It's been an interesting week for The God Who Wasn't There. Conventional wisdom would have it that interest in going to theatrical screenings of the movie would wane with the availability of the movie on DVD (direct on our site since June 6, and, as of Aug. 23, wider availability through our new distributor Microcinema).
But in the past few days, I've seen some of the biggest crowds since the San Francisco premiere. When I showed up half an hour early for the Sunday screening at the Center for Inquiry West in Hollywood, I was greeted by the surprising sight of a line going down the sidewalk--and the theater was already almost entirely full. CFI West executive director Jim Underdown, the CFI volunteers and I hastily rearranged the Steve Allen Theater risers and brought in new seats. We were still SRO and added a second, unscheduled screening. Then it was down to Costa Mesa for the other CFI screening, and the same thing happened.
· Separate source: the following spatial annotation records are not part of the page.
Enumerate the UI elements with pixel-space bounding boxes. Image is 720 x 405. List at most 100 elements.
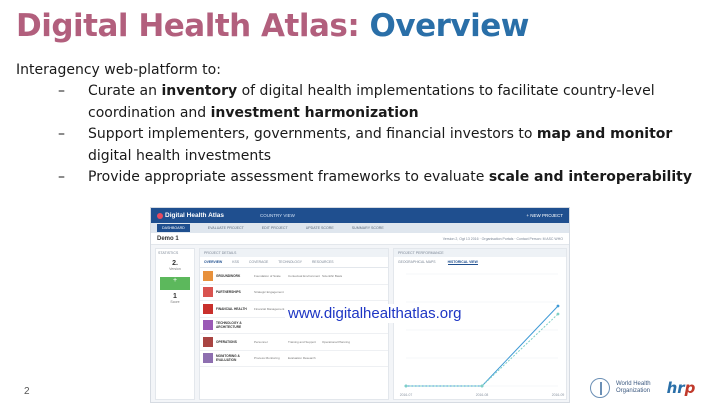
category-cell: Evaluation Research (288, 356, 316, 361)
details-header: PROJECT DETAILS (200, 249, 388, 257)
hrp-logo: hrp (667, 379, 696, 397)
who-text-line: World Health (616, 381, 651, 387)
bullet-text: Support implementers, governments, and f… (88, 126, 537, 142)
hrp-letter: h (666, 379, 678, 397)
title-main: Digital Health Atlas: (16, 8, 370, 44)
category-cell: Financial Management (254, 306, 285, 311)
category-name: TECHNOLOGY & ARCHITECTURE (216, 321, 242, 330)
tab-overview[interactable]: OVERVIEW (204, 260, 222, 264)
details-row[interactable]: GROUNDWORK Foundation of Scale Contextual … (200, 268, 388, 285)
category-cell: Scientific Basis (322, 273, 343, 278)
category-cell: Process Monitoring (254, 356, 280, 361)
category-cell: Foundation of Scale (254, 273, 281, 278)
page-number: 2 (24, 386, 30, 397)
category-name: GROUNDWORK (216, 273, 241, 278)
hrp-letter: p (684, 379, 696, 397)
nav-edit-project[interactable]: EDIT PROJECT (262, 226, 288, 230)
chart-point (480, 384, 484, 388)
performance-header: PROJECT PERFORMANCE (394, 249, 566, 257)
bullet-list: – Curate an inventory of digital health … (44, 81, 704, 189)
category-color-icon (203, 336, 213, 347)
category-color-icon (203, 287, 213, 298)
footer-logos: World Health Organization hrp (590, 378, 695, 398)
chart-series-line (406, 313, 559, 387)
bullet-text: Curate an (88, 83, 162, 99)
details-tabs: OVERVIEW KSS COVERAGE TECHNOLOGY RESOURC… (200, 257, 388, 268)
intro-text: Interagency web-platform to: (16, 62, 221, 78)
nav-update-score[interactable]: UPDATE SCORE (306, 226, 334, 230)
details-row[interactable]: OPERATIONS Personnel Training and Support O… (200, 334, 388, 351)
category-name: PARTNERSHIPS (216, 290, 241, 295)
category-color-icon (203, 320, 213, 331)
add-button[interactable]: + (160, 277, 190, 290)
category-color-icon (203, 270, 213, 281)
statistics-panel: STATISTICS 2. Version + 1 Score (155, 248, 195, 400)
logo-icon (157, 212, 163, 219)
category-cell: Operational Planning (322, 339, 351, 344)
who-emblem-icon (590, 378, 610, 398)
category-name: MONITORING & EVALUATION (216, 354, 240, 363)
bullet-dash: – (58, 126, 65, 142)
project-performance-panel: PROJECT PERFORMANCE GEOGRAPHICAL MAPS HI… (393, 248, 567, 400)
tab-kss[interactable]: KSS (232, 260, 239, 264)
nav-summary-score[interactable]: SUMMARY SCORE (352, 226, 384, 230)
tab-historical-view[interactable]: HISTORICAL VIEW (447, 260, 478, 265)
bullet-dash: – (58, 169, 65, 185)
project-selector[interactable]: Demo 1 (157, 236, 179, 242)
bullet-dash: – (58, 83, 65, 99)
stat-version-label: Version (169, 267, 181, 271)
statistics-header: STATISTICS (158, 251, 179, 255)
tab-geographical-maps[interactable]: GEOGRAPHICAL MAPS (398, 260, 436, 265)
category-cell: Personnel (254, 339, 268, 344)
category-cell: Strategic Engagement (254, 290, 284, 295)
category-color-icon (203, 353, 213, 364)
bullet-bold: inventory (161, 83, 238, 99)
who-logo-text: World Health Organization (616, 381, 651, 395)
hrp-letter: r (677, 379, 685, 397)
performance-tabs: GEOGRAPHICAL MAPS HISTORICAL VIEW (394, 257, 566, 268)
category-name: FINANCIAL HEALTH (216, 306, 247, 311)
app-nav: DASHBOARD EVALUATE PROJECT EDIT PROJECT … (151, 223, 569, 233)
app-topbar: Digital Health Atlas COUNTRY VIEW + NEW … (151, 208, 569, 223)
bullet-text: Provide appropriate assessment framework… (88, 169, 489, 185)
tab-coverage[interactable]: COVERAGE (249, 260, 268, 264)
chart-point (404, 384, 408, 388)
slide-title: Digital Health Atlas: Overview (16, 8, 529, 44)
stat-version: 2. Version (160, 260, 190, 271)
project-bar: Demo 1 Version 2, Ogt 13 2016 · Organisa… (151, 233, 569, 245)
chart-point (556, 304, 560, 308)
chart-point (556, 312, 560, 316)
new-project-button[interactable]: + NEW PROJECT (526, 213, 563, 218)
tab-resources[interactable]: RESOURCES (312, 260, 333, 264)
stat-score: 1 Score (160, 293, 190, 304)
country-view-link[interactable]: COUNTRY VIEW (260, 213, 295, 218)
bullet-bold: scale and interoperability (488, 169, 692, 185)
bullet-item: – Curate an inventory of digital health … (44, 81, 704, 124)
title-accent: Overview (369, 8, 530, 44)
website-url[interactable]: www.digitalhealthatlas.org (285, 304, 465, 323)
stat-score-value: 1 (173, 293, 177, 300)
who-text-line: Organization (616, 388, 651, 394)
tab-technology[interactable]: TECHNOLOGY (278, 260, 302, 264)
bullet-item: – Provide appropriate assessment framewo… (44, 167, 704, 189)
bullet-bold: investment harmonization (210, 104, 419, 121)
stat-version-value: 2. (172, 260, 178, 267)
project-meta: Version 2, Ogt 13 2016 · Organisation Po… (442, 236, 563, 241)
chart-x-tick-label: 2016-07 (400, 393, 413, 397)
project-details-panel: PROJECT DETAILS OVERVIEW KSS COVERAGE TE… (199, 248, 389, 400)
nav-evaluate-project[interactable]: EVALUATE PROJECT (208, 226, 244, 230)
bullet-text: digital health investments (88, 147, 272, 164)
chart-x-tick-label: 2016-08 (476, 393, 489, 397)
logo-text: Digital Health Atlas (165, 212, 224, 219)
chart-x-tick-label: 2016-09 (552, 393, 565, 397)
bullet-item: – Support implementers, governments, and… (44, 124, 704, 167)
details-row[interactable]: MONITORING & EVALUATION Process Monitorin… (200, 351, 388, 367)
stat-score-label: Score (170, 300, 180, 304)
category-cell: Training and Support (288, 339, 316, 344)
app-logo: Digital Health Atlas (157, 212, 224, 219)
category-color-icon (203, 303, 213, 314)
historical-chart: 2016-07 2016-08 2016-09 (400, 273, 565, 397)
nav-dashboard[interactable]: DASHBOARD (157, 224, 190, 232)
details-row[interactable]: PARTNERSHIPS Strategic Engagement (200, 285, 388, 301)
category-name: OPERATIONS (216, 339, 237, 344)
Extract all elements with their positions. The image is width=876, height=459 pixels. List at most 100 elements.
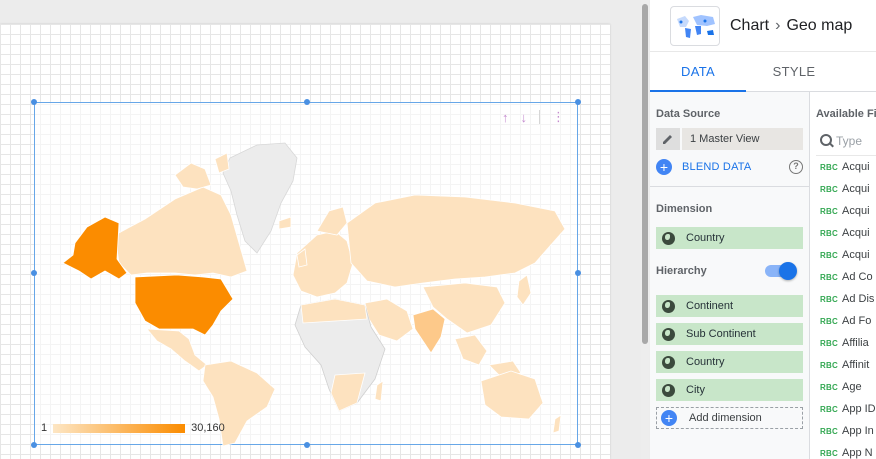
map-region-new-zealand[interactable]	[552, 414, 562, 434]
dimension-chip-label: Country	[686, 232, 725, 244]
field-item[interactable]: RBC Affinit	[816, 354, 876, 376]
text-type-icon: RBC	[820, 294, 838, 304]
world-map-icon[interactable]	[670, 5, 720, 46]
text-type-icon: RBC	[820, 404, 838, 414]
field-item-label: Acqui	[842, 161, 870, 173]
field-item[interactable]: RBC Acqui	[816, 178, 876, 200]
map-region-alaska[interactable]	[62, 216, 128, 280]
field-item[interactable]: RBC App ID	[816, 398, 876, 420]
breadcrumb-current: Geo map	[786, 16, 853, 34]
field-item[interactable]: RBC App In	[816, 420, 876, 442]
field-item-label: Affinit	[842, 359, 870, 371]
toggle-knob	[779, 262, 797, 280]
map-region-north-africa[interactable]	[300, 298, 368, 324]
hierarchy-chip-city[interactable]: City	[656, 379, 803, 401]
field-item-label: Acqui	[842, 183, 870, 195]
legend-max-value: 30,160	[191, 422, 225, 434]
field-item-label: Ad Fo	[842, 315, 872, 327]
breadcrumb: Chart › Geo map	[730, 17, 852, 35]
map-region-uk[interactable]	[278, 216, 308, 268]
map-region-southern-africa[interactable]	[330, 372, 366, 412]
field-item[interactable]: RBC Affilia	[816, 332, 876, 354]
field-item-label: Age	[842, 381, 862, 393]
hierarchy-chip-country[interactable]: Country	[656, 351, 803, 373]
hierarchy-chip-continent[interactable]: Continent	[656, 295, 803, 317]
map-region-india[interactable]	[412, 308, 446, 354]
text-type-icon: RBC	[820, 316, 838, 326]
text-type-icon: RBC	[820, 184, 838, 194]
field-search-input[interactable]	[836, 133, 876, 148]
hierarchy-chip-sub-continent[interactable]: Sub Continent	[656, 323, 803, 345]
geo-map-chart[interactable]: ↑ ↓ ⋮ 1 30,160	[31, 99, 581, 448]
field-item-label: Ad Dis	[842, 293, 875, 305]
search-icon	[820, 133, 832, 148]
blend-data-button[interactable]: + BLEND DATA ?	[656, 156, 803, 178]
field-item[interactable]: RBC Acqui	[816, 222, 876, 244]
add-dimension-button[interactable]: + Add dimension	[656, 407, 803, 429]
map-region-japan[interactable]	[516, 274, 532, 306]
map-region-madagascar[interactable]	[374, 380, 384, 402]
add-dimension-label: Add dimension	[689, 412, 762, 424]
text-type-icon: RBC	[820, 228, 838, 238]
data-source-title: Data Source	[656, 108, 721, 120]
color-scale-legend: 1 30,160	[41, 422, 225, 434]
dimension-title: Dimension	[656, 203, 713, 215]
panel-tabs: DATA STYLE	[650, 52, 876, 92]
field-item-label: Ad Co	[842, 271, 873, 283]
report-page[interactable]: ↑ ↓ ⋮ 1 30,160	[0, 24, 610, 459]
map-region-mexico[interactable]	[146, 328, 208, 372]
data-config-column: Data Source 1 Master View + BLEND DATA ?…	[650, 92, 810, 459]
hierarchy-chip-label: Country	[686, 356, 725, 368]
available-fields-title: Available Fie	[816, 108, 876, 120]
dimension-chip-country[interactable]: Country	[656, 227, 803, 249]
field-item[interactable]: RBC Ad Fo	[816, 310, 876, 332]
plus-circle-icon: +	[656, 159, 672, 175]
scrollbar-thumb[interactable]	[642, 4, 648, 344]
field-item[interactable]: RBC Ad Co	[816, 266, 876, 288]
field-item[interactable]: RBC Acqui	[816, 244, 876, 266]
panel-header: Chart › Geo map	[650, 0, 876, 52]
field-item[interactable]: RBC Age	[816, 376, 876, 398]
hierarchy-title: Hierarchy	[656, 265, 707, 277]
field-search	[816, 126, 876, 156]
text-type-icon: RBC	[820, 448, 838, 458]
text-type-icon: RBC	[820, 338, 838, 348]
available-fields-column: Available Fie RBC Acqui RBC Acqui RBC Acqui RB…	[810, 92, 876, 459]
map-region-russia[interactable]	[346, 194, 566, 288]
map-region-usa[interactable]	[134, 274, 234, 336]
hierarchy-chip-label: City	[686, 384, 705, 396]
report-canvas[interactable]: ↑ ↓ ⋮ 1 30,160	[0, 0, 640, 459]
tab-style[interactable]: STYLE	[746, 52, 842, 91]
hierarchy-toggle[interactable]	[765, 262, 797, 280]
text-type-icon: RBC	[820, 382, 838, 392]
field-item[interactable]: RBC Acqui	[816, 156, 876, 178]
available-fields-list: RBC Acqui RBC Acqui RBC Acqui RBC Acqui RBC Acqui…	[816, 156, 876, 459]
pencil-icon[interactable]	[656, 128, 680, 150]
field-item[interactable]: RBC Ad Dis	[816, 288, 876, 310]
field-item-label: App ID	[842, 403, 876, 415]
field-item[interactable]: RBC App N	[816, 442, 876, 459]
hierarchy-chip-label: Sub Continent	[686, 328, 756, 340]
data-source-name[interactable]: 1 Master View	[682, 128, 803, 150]
canvas-scrollbar[interactable]	[641, 0, 649, 459]
chevron-right-icon: ›	[775, 16, 781, 34]
tab-data[interactable]: DATA	[650, 52, 746, 92]
globe-icon	[661, 299, 675, 313]
text-type-icon: RBC	[820, 272, 838, 282]
field-item-label: Acqui	[842, 249, 870, 261]
globe-icon	[661, 327, 675, 341]
breadcrumb-parent[interactable]: Chart	[730, 17, 769, 35]
legend-min-value: 1	[41, 422, 48, 434]
map-region-scandinavia[interactable]	[316, 206, 348, 236]
text-type-icon: RBC	[820, 426, 838, 436]
help-icon[interactable]: ?	[789, 160, 803, 174]
data-source-row[interactable]: 1 Master View	[656, 128, 803, 150]
field-item[interactable]: RBC Acqui	[816, 200, 876, 222]
map-region-arctic-islands[interactable]	[174, 152, 230, 190]
plus-circle-icon: +	[661, 410, 677, 426]
map-region-australia[interactable]	[480, 370, 544, 420]
globe-icon	[661, 355, 675, 369]
hierarchy-chip-label: Continent	[686, 300, 734, 312]
map-region-canada[interactable]	[114, 186, 248, 278]
text-type-icon: RBC	[820, 250, 838, 260]
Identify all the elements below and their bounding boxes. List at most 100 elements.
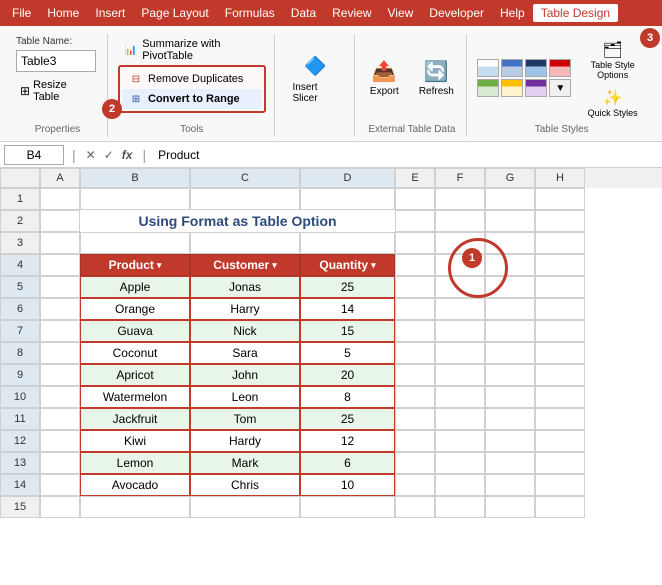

First time I ever did 4 Q&As in the same day.
Tuesday at the Christianity in Question event in Louisville, it was a fairly full house (and another added screening, but this one because one of the local papers had listed the screening as starting at the wrong time). The audience was a bit different, though--a mix of conservative Christians, liberal Christians and freethinkers. The panel discussion was set up by the press as a potential brawl, but it was really quite civil. The panel included Dean of the Southern Baptist Theological Seminary Russell Moore, Highland Baptist Church's Rev. Joseph Phelps and University of Louisville historian Karen Spierling.
The highlight of the evening for me was Moore's unequivocal declaration, "I believe that a corpse rose from the grave and walked around." That's a rough quote (I'll post the audio soon), but he did use and emphasize the word "corpse," which I thought was both very honest and wonderfully damaging to the credibility of literalist Christianity.
The biggest division on the panel was not between Moore and me, however. I think that fundies believe crazy things, but I acknowledge that once you step into their fantasy world where a hateful, disturbed god wrote a book called the Holy Bible, the hateful, disturbed conclusions of Christian fundamentalists do make some kind of internal sense.
Liberal Christianity, despite being non-hateful and on many issues even ethical, is hopelessly incoherent, however. Liberal Christianity says a perfect God wrote a perfect book--but he made mistakes. Or, alternately, liberal Christianity says the book is an extremely flawed and even disgusting work written by men--but special attention should still be paid to it. Liberal Christianity says religion shouldn't stand in the way of science--but a dead man did really rise from the dead. Probably. Or, at least, it's not unreasonable to believe that he did (or that he turned water into wine and walked on water). Liberal Christianity says the love of Jesus is the only way to Heaven--but if some people don't believe that, it's fine to let their deluded souls go off to Hell without even trying to stop them. Or maybe Heaven and Hell don't exist at all--but it's still very, very important to praise this figure called "God." For some reason.
Liberal Christianity wants to drink the Kool-Aid but pretend there's no cyanide in it. And nothing pisses off liberal Christians more than having the incoherence of their beliefs laid bare.
Rev. Joseph Phelps, a liberal Christian (who does, by the way, believe Jesus actually rose from the dead and is capable of saying so in as casual a manner as this parenthetical), dealt with my critique of his brand of Christianity in the easiest--and most empty--manner: by accusing me of being a "fundamentalist" atheist. I'm getting so tired of this line that I usually just ignore it, hoping the audience will simply see through it. But sometime I suppose I'll have to come up with a pithy way of explaining that a person who believes that 1 plus 1 equals 2 is not embracing "fundamentalist" math. He's simply rejected 1 + 1 = 3 as flawed.